Al-Qurthubi mengatakan “Maksud dari hadis (apabila kalian menemui salah satu diantara mereka di jalan maka desaklah (pepetlah) mereka hingga ke pinggir jalan) adalah jangan kalian menyingkir dari jalan yang sempit dengan tujuan memuliakan mereka. Bukan berarti, ketika kalian bertemu dengan mereka di jalan yang lapang kemudian kalian memojokkan mereka hingga pinggir jalan. Yang tentunya hal tersebut membuat mereka merasakan diskriminasi. Hal tersebut terlarang karena termasuk menyakiti hati nonmuslim. Sedangkan, kita dilarang menyakiti nonmuslim tanpa sebab yang jelas”. (kitab Fath al-Bari syarh Shahih al-Bukhari karya Ibnu Hajar al-Asqalani vol.11 hal.40 cetakan Dar al-Ma’rifah Beirut tahun 1955)

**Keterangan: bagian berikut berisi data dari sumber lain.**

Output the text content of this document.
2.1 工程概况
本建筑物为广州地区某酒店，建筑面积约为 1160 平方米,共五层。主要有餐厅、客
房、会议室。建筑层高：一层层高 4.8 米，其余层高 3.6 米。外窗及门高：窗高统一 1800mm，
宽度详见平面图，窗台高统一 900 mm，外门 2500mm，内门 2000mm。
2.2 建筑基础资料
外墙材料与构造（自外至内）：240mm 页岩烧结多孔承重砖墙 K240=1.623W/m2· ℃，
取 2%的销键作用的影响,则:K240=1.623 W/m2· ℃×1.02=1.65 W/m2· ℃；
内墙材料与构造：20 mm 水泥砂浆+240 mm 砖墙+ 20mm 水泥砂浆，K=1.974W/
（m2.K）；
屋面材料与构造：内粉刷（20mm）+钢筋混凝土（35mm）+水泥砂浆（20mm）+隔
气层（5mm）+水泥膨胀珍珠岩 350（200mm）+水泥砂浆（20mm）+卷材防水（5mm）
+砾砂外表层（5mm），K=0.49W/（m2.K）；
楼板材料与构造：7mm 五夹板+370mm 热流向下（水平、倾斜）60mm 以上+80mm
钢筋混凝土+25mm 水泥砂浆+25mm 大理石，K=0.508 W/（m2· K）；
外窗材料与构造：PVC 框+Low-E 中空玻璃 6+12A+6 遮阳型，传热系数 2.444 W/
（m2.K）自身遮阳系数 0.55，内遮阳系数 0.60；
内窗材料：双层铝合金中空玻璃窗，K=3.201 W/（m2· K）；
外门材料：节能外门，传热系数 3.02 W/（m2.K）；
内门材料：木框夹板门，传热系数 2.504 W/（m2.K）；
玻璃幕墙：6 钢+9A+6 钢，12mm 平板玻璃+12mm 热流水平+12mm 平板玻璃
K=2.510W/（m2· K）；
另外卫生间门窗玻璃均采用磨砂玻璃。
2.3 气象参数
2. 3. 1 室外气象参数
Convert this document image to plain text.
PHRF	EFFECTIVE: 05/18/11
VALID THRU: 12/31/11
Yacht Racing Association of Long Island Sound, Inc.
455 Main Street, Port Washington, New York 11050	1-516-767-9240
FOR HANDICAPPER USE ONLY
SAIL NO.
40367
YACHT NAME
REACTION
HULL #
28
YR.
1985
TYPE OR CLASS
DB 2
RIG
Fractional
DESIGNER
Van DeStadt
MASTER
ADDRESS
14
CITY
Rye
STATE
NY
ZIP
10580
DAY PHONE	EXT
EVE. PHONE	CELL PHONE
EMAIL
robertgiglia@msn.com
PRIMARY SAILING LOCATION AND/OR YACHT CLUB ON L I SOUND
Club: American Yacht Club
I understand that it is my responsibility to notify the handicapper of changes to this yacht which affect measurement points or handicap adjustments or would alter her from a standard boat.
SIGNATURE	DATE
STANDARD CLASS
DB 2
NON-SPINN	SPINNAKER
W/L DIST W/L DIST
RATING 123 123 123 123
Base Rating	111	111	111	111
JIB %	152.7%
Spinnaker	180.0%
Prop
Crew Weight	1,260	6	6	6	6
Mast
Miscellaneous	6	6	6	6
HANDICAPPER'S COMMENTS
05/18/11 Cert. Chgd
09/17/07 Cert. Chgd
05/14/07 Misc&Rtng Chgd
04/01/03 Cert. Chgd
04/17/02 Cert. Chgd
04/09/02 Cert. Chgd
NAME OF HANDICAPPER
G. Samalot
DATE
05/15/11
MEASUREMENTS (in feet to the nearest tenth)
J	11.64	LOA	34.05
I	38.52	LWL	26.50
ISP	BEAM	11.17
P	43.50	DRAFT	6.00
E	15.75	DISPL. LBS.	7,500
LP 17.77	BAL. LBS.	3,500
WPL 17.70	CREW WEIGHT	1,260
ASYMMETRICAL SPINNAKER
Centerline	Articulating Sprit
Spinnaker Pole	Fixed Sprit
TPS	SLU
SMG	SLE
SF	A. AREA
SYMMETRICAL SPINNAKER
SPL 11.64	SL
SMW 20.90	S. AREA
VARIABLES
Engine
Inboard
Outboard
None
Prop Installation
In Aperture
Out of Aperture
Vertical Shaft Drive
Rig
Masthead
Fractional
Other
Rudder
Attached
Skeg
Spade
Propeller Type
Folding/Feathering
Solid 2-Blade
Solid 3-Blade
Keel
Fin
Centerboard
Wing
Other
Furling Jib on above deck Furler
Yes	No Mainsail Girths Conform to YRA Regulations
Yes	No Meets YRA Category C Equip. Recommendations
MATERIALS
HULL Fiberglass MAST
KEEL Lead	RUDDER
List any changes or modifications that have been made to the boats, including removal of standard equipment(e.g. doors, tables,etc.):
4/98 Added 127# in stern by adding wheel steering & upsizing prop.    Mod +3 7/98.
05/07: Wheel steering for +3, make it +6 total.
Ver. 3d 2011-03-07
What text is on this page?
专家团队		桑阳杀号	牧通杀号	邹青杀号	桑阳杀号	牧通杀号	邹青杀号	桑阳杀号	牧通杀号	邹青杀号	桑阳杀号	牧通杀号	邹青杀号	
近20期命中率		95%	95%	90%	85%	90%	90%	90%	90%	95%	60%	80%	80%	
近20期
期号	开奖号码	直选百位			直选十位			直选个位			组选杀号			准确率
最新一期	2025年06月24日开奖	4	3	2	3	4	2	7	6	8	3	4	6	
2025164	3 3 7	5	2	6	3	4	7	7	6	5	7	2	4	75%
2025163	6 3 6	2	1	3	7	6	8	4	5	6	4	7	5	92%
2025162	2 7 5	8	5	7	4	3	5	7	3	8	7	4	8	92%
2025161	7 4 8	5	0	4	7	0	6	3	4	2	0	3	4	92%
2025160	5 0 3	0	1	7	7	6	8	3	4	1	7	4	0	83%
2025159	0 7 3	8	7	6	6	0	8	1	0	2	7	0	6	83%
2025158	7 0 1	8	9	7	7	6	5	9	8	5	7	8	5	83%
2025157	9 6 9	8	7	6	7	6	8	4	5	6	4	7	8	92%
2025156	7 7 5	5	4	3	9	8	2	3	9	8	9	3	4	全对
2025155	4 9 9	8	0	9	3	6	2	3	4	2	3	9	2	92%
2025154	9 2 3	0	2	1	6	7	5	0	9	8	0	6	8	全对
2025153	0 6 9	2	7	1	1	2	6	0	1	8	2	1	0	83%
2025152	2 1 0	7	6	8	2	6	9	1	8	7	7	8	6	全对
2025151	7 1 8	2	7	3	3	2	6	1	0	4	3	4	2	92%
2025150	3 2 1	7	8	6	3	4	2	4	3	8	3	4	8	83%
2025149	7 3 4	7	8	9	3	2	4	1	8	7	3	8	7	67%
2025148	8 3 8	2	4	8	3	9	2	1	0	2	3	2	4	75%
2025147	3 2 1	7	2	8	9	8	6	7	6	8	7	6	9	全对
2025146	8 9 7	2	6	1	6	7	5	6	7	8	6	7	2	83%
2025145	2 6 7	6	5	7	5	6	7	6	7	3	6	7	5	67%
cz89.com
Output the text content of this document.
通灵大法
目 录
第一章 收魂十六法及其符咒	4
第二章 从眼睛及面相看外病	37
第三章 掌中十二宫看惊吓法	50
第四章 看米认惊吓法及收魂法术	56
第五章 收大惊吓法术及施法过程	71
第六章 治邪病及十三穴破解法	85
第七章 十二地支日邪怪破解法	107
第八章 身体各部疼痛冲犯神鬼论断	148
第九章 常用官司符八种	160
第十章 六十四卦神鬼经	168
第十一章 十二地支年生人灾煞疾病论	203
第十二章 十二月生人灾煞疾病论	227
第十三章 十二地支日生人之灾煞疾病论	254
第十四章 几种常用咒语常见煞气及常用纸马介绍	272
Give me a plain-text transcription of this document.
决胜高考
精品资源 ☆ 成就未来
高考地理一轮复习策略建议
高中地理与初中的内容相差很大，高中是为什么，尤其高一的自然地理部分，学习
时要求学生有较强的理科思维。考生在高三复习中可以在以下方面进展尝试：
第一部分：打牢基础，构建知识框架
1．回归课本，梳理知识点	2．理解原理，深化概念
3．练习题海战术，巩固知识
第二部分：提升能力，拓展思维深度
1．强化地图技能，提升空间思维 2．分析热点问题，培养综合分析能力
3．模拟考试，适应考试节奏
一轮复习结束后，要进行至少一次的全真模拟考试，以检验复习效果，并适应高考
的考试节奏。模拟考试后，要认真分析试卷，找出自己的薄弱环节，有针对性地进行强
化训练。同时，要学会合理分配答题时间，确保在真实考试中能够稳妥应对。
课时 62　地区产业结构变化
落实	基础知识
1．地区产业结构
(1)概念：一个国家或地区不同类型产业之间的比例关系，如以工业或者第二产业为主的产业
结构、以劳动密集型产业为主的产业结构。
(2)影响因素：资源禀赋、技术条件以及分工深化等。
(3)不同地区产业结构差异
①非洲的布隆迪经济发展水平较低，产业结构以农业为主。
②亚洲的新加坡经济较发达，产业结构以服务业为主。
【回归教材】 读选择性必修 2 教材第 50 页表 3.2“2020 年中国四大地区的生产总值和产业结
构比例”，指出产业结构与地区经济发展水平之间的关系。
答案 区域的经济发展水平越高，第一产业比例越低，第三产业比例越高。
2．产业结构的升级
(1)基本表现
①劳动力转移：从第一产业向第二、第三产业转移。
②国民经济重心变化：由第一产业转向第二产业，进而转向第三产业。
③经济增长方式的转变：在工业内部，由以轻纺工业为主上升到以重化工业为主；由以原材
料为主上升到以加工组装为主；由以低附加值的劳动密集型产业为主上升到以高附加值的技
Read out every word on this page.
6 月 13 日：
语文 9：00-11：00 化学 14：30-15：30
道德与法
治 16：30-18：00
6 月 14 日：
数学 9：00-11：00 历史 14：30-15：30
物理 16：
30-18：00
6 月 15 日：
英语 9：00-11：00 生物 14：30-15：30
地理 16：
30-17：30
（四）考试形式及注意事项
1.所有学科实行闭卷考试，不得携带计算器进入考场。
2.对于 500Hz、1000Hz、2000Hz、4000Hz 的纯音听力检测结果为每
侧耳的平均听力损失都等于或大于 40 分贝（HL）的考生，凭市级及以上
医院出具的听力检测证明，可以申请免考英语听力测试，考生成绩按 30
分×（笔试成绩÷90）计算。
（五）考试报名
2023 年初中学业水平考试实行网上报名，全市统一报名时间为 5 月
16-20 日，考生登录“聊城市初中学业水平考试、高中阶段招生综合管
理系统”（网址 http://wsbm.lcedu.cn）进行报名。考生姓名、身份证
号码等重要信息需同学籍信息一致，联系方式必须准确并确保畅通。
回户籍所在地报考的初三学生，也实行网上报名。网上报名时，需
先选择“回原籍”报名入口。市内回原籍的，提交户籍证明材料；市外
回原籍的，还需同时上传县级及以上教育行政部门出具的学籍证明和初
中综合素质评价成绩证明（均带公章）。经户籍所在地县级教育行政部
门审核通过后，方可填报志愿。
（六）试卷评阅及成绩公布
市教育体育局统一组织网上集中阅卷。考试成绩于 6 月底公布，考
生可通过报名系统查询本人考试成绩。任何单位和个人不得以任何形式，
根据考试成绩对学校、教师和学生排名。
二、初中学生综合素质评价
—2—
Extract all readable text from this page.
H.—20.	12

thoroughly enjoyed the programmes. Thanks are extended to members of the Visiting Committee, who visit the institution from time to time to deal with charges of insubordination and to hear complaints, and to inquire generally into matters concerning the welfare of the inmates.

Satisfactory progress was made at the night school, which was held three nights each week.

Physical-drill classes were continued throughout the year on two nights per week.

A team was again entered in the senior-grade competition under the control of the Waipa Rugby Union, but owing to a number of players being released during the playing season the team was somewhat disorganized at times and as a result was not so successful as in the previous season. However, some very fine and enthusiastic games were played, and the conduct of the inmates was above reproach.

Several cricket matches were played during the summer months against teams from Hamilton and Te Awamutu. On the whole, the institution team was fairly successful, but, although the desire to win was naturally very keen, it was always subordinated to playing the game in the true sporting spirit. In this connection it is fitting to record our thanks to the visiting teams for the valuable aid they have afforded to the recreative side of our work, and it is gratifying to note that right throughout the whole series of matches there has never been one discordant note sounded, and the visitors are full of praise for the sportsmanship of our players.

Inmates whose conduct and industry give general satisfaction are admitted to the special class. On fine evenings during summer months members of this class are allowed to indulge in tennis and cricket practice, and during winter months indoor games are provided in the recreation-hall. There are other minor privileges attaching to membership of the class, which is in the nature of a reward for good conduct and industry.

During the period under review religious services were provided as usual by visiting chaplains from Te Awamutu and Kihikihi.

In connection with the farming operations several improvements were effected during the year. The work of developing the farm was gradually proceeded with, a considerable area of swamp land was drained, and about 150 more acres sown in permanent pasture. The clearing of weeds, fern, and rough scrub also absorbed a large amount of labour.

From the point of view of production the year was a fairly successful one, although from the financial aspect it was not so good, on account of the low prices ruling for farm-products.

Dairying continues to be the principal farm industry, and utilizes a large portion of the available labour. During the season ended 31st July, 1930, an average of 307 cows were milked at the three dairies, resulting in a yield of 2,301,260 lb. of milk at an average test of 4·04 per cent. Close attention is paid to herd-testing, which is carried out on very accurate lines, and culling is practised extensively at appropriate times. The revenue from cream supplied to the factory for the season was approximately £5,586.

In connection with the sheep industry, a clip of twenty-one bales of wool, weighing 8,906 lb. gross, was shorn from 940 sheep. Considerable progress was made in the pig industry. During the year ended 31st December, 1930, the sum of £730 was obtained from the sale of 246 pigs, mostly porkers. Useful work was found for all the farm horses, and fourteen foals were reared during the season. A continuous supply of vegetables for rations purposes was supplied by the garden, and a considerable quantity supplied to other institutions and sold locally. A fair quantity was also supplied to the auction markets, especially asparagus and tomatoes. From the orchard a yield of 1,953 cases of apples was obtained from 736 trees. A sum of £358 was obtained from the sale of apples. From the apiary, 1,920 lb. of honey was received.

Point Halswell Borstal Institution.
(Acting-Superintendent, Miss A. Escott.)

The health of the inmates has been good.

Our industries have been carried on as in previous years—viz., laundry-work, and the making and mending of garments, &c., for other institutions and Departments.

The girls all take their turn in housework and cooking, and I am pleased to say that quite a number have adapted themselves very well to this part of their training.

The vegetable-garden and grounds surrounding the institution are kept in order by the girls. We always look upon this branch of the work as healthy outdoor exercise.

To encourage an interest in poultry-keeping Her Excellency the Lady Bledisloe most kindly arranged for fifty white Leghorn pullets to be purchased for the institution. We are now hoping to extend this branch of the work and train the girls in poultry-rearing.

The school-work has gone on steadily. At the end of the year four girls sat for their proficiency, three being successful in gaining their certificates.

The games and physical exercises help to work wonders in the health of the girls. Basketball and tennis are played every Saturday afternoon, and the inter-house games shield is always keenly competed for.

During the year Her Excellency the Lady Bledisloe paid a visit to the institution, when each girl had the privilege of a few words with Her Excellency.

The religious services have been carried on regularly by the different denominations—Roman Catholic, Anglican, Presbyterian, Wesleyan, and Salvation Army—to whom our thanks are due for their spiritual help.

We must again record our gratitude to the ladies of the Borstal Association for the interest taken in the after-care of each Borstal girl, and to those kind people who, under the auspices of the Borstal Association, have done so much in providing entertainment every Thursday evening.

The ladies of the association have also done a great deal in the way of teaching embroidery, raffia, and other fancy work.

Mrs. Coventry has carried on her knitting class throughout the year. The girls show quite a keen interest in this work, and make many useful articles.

Sebagian ulama lainnya, menganggap larangan dalam hadis di atas terbatas ketika kita tidak memiliki kepentingan ataupun sebab apapun. Sedangkan, seandainya kita memiliki kepentingan berupa hubungan persahabatan, bertetangga, berada dalam satu perjalanan dan sejenisnya tentu diperbolehkan untuk mengucapkan salam kepada nonmuslim.
وقال النخعي: إذا كانت لك حاجة عند يهودي أو نصراني فابدأه بالسلام فبان بهذا أن حديث أبى هريرة (لا تبدءوهم بالسلام) إذا كان لغير سبب يدعوكم إلى أن تبدءوهم بالسلام، من قضاء ذمام أو حاجة تعرض لكم قبلهم، أو حق صحبة أو جوار أو سفر. وفعله ابن مسعود بدهقان صحبه في طريقه، قال علقمة: فقلت له يا أبا عبد الرحمن أليس يكره أن يبدءوا بالسلام ؟ ! قال: نعم، ولكن حق الصحبة.
“An-Nakha’I berkata “Ketika kamu memiliki kepentingan dengan orang yahudi ataupun orang nashrani maka mulailah mengucapkan salam kepada mereka. Maka, jelas dari hadis riwayat Abu Hurairah (Jangan kalian memulai mengucapkan salam kepada orang Yahudi maupun orang Nashrani) ditunjukkan sebagai larangan bagi orang yang tidak memiliki kepentingan untuk memulai mengucapkan salam kepada mereka (nonmuslim). Kepentingan yang dimaksud di sini seperti melunasi tanggungan ataupun kebutuhan yang ditunjukkan kepada nonmuslim, hubungan persahabatan, bertetangga, ataupun seperjalanan. Hal inilah yang dilakukan Ibnu Mas’ud dengan seorang saudagar yang menjadi sahabatnya dalam suatu perjalanan. Alqamah berkomentar “Wahai Abu Abdurrahman (julukan Ibnu Mas’ud), bukankah dimakruhkan memulai mengucapan salam kepada mereka (nonmuslim). Ibnu Mas’ud menjawab ”Benar, akan tetapi aku memiliki tanggungan hak persahabatan dengan mereka (nonmuslim)” (kitab Al-Jami’ li Ahkam Al-Qur’an karya Abu Abdullah Muhammad bin Ahmad al-Qurthubi vol.17 hal.74 cetakan Dar al-Kitab al-Mishriyyah Kairo 1964)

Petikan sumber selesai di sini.